Tongues Untied (1989). Courtesy of the Criterion Collection.

Riggs was the recipient of multiple prestigious awards during his lifetime, including a Peabody Award for Color Adjustment, and last year the 30th of Tongues Untied prompted the 78th Annual Peabody Awards to recognise the filmmaker and that seminal film. Pose star Billy Porter was invited to present the tribute. Vivian Kleiman recalls approaching Porter beforehand to thank him, “I asked him if he’d ever seen Tongues Untied. Billy looked me in the eye and said that he had seen it when it was first broadcast on POV on national PBS and that it gave him his voice, it gave him permission to become who he became. We hugged. We cried. It was one of those moments that is indescribable.”

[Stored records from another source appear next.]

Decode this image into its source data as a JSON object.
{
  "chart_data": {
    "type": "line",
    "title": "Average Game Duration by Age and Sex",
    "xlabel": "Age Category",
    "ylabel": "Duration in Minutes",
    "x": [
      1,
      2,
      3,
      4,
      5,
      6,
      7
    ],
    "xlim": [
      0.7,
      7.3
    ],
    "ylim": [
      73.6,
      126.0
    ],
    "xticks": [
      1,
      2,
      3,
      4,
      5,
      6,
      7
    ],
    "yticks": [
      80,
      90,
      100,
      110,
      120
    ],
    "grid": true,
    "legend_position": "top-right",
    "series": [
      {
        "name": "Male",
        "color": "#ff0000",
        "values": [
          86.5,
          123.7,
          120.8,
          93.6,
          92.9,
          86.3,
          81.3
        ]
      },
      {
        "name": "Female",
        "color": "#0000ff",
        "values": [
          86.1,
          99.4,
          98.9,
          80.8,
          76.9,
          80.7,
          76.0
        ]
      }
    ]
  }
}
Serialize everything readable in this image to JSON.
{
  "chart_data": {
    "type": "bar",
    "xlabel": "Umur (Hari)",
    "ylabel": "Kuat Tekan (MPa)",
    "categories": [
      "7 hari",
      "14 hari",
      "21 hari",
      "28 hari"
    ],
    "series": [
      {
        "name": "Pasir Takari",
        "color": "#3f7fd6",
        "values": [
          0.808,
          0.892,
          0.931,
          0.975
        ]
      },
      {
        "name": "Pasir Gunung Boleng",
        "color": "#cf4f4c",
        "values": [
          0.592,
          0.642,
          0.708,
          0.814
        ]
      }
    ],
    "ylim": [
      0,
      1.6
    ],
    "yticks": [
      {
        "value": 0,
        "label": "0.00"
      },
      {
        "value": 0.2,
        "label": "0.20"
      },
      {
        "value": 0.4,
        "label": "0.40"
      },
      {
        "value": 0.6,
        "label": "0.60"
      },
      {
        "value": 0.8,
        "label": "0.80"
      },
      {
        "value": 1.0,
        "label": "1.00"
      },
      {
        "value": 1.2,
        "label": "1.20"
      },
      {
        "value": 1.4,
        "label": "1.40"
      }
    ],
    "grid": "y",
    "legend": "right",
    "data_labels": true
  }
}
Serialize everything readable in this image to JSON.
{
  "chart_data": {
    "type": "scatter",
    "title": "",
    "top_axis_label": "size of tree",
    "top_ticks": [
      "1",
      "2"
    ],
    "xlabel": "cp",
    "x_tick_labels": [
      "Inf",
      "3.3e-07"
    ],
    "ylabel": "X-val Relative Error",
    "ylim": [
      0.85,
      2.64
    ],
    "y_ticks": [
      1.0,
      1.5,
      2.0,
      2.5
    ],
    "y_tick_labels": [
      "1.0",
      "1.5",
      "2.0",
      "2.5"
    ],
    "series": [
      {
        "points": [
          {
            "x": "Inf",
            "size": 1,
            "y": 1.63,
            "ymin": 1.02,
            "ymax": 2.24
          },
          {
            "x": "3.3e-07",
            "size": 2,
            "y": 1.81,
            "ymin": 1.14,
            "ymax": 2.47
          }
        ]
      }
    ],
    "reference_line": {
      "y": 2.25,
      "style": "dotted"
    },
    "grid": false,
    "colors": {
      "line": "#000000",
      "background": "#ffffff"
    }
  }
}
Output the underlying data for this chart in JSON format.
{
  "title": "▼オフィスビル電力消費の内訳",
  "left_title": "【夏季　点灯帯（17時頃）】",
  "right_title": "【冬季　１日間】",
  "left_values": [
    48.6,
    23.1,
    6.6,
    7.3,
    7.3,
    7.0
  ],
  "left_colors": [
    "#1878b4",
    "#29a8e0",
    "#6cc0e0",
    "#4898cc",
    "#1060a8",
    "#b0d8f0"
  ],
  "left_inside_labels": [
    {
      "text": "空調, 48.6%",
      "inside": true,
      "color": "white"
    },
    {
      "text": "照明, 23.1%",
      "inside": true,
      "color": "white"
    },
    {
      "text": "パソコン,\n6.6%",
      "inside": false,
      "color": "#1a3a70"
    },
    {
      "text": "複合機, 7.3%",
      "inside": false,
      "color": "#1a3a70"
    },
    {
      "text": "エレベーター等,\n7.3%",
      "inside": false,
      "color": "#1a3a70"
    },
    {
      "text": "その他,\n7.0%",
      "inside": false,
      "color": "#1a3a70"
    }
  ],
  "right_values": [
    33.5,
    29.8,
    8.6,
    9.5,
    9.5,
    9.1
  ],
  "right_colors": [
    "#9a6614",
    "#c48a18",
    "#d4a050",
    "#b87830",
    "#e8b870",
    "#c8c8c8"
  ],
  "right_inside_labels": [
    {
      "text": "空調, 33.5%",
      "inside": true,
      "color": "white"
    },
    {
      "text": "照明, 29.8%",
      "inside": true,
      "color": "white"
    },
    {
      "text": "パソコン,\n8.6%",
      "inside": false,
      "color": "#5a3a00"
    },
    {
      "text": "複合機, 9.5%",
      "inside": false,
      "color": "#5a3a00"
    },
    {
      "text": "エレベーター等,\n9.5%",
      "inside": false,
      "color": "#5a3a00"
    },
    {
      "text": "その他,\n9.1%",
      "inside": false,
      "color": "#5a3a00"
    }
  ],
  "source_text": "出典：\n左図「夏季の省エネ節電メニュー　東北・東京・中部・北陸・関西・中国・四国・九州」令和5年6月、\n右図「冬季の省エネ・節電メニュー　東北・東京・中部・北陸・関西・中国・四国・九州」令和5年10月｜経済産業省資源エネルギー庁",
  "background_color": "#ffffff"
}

A Drop of Sun Under the Earth (2017). Courtesy of the Criterion Collection.

As well as Riggs’ own films, the Criterion Channel are also showcasing several works Inspired by Marlon Riggs. Ashley Clark who selected these short films tells us, “The program at BAM included films and individuals that influenced Marlon as well as work that he had influence. In terms of the influences upon him we included two short films about James Baldwin. Addressing his influence upon other filmmakers, where the lineage is apparent, we included a couple of features like Barry Jenkins’ Moonlight and Brother to Brother by Rodney Evans. Then there was a shorts program, and we are including five of those shorts on the Criterion Channel. There’s 100 Boyfriends Mixtape, the Brontez Purnell film which is very funny; The Labyrinth 1.0 by Tiona Nekkia McClodden based on the work of Brad Johnson, a late Black gay writer; Walk for Me by Elegance Bratton; the dance piece, A Guide to Breathing Underwater by Raven Jackson, which is very much in dialogue with Marlon’s sense of movement and freedom and physicality that you see in his films; and finally A Drop of Sun Under the Earth by the artist Shikeith, which is a beautiful film. It was really important to me that this Criterion version of Race, Sex & Cinema included some sense of Marlon’s continuing contemporary resonance and relevance. It’s not necessarily that all of these filmmakers had Marlon in the forefront of their minds the whole time when they were making these films, but there’s no question that his spirit infuses the work. I think it’s a nice way to tie it all together.”

Anthem (1991). Courtesy of the Criterion Collection.

In conclusion, Clark offers about Riggs’ oeuvre, “It’s just incredible. His work is engaging, it’s so much fun, and it’s so interesting. He’s a filmmaker without obvious parallel, and I’m so excited for new audiences to discover his work and see how it resounds in the current world, and how it speaks to people and helps them to be themselves and gives them emotional support in a way. It is really beautiful work and I’m proud to be working with Criterion to make this happen.”

By James Kleinmann

Race, Sex & Cinema: The World of Marlon Riggs launches on the Criterion Channel on Sunday October 18th. Sign up for a free 14-day trial. The Marlon Riggs collection includes the following features:

Ethnic Notions (1986), Tongues Untied (1989), Color Adjustment (1992), Black Is . . . Black Ain’t (1994), I Shall Not Be Removed: The Life of Marlon Riggs (Karen Everett, 1996).

Marlon Riggs’ short films: Long Train Running: A History of the Oakland Blues (Marlon Riggs & Peter Webster, 1981), Affirmations (1990), Anthem (1991), Non, je ne regrette rien (No Regret) (1993).

Plus short films inspired by the work of Marlon Riggs:

Walk for Me (Elegance Bratton, 2016), 100 Boyfriends Mixtape (Brontez Purnell, 2016), A Drop of Sun Under the Earth (Shikeith, 2017), The Labyrinth 1.0 (Tiona Nekkia McClodden, 2017), A Guide to Breathing Underwater (Raven Jackson, 2018).